Effect of AAV2- and LV-mediated MYOC editing on ER stress markers in TM cells. (A) Representative Western blot showing decreased protein levels of MYOC, GRP78, GRP94, and CHOP predominantly in LV_crMYOC treated cells compared to AAV2_crMYOC (n = 3). (B) The densitometric analysis confirms significant decrease in MYOC and associated ER stress markers with LV_crMYOC treatment only, with no significant effect observed in AAV2_crMYOC treated cells.
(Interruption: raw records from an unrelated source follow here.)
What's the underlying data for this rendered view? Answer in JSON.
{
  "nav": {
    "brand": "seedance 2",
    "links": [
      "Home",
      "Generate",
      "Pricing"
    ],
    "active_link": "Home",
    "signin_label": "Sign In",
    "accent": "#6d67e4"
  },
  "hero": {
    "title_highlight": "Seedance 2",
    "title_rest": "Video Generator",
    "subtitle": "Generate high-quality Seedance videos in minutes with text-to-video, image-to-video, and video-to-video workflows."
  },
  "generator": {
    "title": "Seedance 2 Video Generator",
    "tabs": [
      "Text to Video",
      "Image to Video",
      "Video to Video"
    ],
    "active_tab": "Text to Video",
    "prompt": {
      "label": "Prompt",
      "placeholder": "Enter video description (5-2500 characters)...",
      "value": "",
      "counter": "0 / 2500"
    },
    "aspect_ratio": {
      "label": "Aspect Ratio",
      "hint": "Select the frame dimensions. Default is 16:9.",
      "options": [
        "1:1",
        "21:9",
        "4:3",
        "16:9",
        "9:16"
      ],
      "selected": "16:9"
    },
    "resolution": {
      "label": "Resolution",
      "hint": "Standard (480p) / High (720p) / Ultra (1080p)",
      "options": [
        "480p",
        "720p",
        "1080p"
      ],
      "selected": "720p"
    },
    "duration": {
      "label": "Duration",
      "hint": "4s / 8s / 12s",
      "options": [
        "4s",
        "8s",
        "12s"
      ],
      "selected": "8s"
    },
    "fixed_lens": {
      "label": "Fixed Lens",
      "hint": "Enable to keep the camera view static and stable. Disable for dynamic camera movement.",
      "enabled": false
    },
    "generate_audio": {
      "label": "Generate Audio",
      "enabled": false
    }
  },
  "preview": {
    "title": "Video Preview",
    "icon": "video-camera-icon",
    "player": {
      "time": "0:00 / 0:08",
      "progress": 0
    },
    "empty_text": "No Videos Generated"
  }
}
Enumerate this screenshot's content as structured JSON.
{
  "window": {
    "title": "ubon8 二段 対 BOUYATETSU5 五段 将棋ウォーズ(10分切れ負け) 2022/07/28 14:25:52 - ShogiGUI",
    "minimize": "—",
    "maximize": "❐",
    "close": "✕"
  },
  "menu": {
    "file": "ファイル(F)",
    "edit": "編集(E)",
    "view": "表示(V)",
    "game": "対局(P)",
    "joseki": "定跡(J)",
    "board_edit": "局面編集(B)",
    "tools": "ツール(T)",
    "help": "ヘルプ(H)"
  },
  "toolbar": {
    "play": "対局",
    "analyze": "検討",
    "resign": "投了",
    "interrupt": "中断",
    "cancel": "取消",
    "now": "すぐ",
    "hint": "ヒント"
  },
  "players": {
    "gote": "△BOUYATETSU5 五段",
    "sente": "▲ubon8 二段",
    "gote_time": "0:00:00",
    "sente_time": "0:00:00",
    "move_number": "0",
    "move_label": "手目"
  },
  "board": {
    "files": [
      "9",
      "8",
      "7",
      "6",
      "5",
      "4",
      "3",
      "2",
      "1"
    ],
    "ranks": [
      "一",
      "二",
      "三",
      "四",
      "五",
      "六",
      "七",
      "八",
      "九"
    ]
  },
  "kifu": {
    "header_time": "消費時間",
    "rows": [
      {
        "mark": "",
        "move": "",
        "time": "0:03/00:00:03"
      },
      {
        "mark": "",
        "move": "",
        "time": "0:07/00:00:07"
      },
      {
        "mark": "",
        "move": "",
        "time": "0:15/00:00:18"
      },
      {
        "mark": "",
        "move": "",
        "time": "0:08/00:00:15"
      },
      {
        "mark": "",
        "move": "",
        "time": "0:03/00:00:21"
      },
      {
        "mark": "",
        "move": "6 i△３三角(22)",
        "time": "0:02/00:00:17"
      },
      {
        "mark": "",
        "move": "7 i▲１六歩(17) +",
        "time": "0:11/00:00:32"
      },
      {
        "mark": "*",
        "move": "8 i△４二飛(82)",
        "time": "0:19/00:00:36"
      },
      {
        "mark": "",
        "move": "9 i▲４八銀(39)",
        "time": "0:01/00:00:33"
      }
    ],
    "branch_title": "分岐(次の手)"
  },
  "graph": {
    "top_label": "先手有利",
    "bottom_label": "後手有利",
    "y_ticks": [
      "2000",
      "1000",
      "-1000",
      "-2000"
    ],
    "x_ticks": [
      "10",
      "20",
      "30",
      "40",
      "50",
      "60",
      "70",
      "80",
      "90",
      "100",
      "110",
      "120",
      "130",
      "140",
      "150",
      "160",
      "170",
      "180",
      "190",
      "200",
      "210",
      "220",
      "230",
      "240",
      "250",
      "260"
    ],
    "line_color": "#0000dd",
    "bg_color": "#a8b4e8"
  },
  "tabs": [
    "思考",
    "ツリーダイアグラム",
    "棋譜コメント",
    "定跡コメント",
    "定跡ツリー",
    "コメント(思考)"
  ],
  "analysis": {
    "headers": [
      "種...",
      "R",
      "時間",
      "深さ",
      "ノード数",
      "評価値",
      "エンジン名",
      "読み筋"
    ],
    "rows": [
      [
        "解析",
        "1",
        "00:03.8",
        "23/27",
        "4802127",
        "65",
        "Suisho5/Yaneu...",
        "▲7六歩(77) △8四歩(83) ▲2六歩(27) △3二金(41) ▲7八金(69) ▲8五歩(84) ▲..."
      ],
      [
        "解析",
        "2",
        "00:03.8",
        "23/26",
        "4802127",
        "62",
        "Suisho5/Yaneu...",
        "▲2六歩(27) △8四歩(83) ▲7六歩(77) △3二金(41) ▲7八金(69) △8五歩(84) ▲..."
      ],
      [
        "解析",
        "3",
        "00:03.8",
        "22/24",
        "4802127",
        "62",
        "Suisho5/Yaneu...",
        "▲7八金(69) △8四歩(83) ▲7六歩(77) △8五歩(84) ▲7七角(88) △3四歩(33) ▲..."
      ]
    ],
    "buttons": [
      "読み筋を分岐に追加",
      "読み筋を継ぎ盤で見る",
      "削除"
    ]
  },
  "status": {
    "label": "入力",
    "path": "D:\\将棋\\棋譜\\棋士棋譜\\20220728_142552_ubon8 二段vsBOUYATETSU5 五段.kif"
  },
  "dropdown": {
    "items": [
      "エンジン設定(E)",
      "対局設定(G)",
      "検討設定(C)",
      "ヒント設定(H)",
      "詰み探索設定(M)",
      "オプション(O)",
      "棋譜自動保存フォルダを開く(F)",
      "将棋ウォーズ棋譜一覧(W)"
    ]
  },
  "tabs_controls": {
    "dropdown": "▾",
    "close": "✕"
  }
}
Unpaired (two-tailed) student t test, with *p < 0.05, **p < 0.01, ***p < 0.001 and ****p < 0.0001. Quantitative data represented as mean ± SEM.

Figure 5

LV-crMYOC knockout of human MYOC reduces mutant myocilin in TM and lowers elevated IOP in Tg-MYOC^Y437H mice. (A) IOP measurements in Tg-MYOC^Y437H and age-matched C57BL/6J mice. Ocular hypertensive Tg- MYOC^Y437H mice were injected with LV_Cas9-Null or LV_crMYOC (2.5 × 10⁶ TU/eyes) and IOPs were measured weekly (n = 6 mice each; > 9 months old). LV_crMYOC reduced elevated IOP significantly compared to ocular hypertensive LV_Null injected Tg-MYOC^Y437H mice. Data represented as mean ± SEM; *p < 0.05, **p < 0.01, ***p < 0.001 and ****p < 0.0001. # represents significant IOP comparison between LV_Null-injected Tg-MYOC^Y437H mice and aged matched C57BL/6J mice. Two-way ANOVA with repeated measurements and Bonferroni post-hoc analysis were performed. (B) Representative images showing decreased MYOC in TM of Tg-MYOC^Y437H mice transduced with LV_crMYOC (n = 6). (C) Relative MYOC fluorescence intensity/µm² of the TM region showing significant reduction of MYOC protein in LV_crMYOC injected Tg- MYOC^Y437H mice compared to control mice; n = 6 eyes. Unpaired student t-test. (D) Representative slit-lamp images revealed no ocular inflammation in Tg-MYOC^Y437H mice injected intravitreally with LV_crMYOC (2.5 × 10⁶ TU/eyes) compared to eyes transduced with Ad5_crMYOC (2 × 10⁶ pfu/eyes; n = 3 each).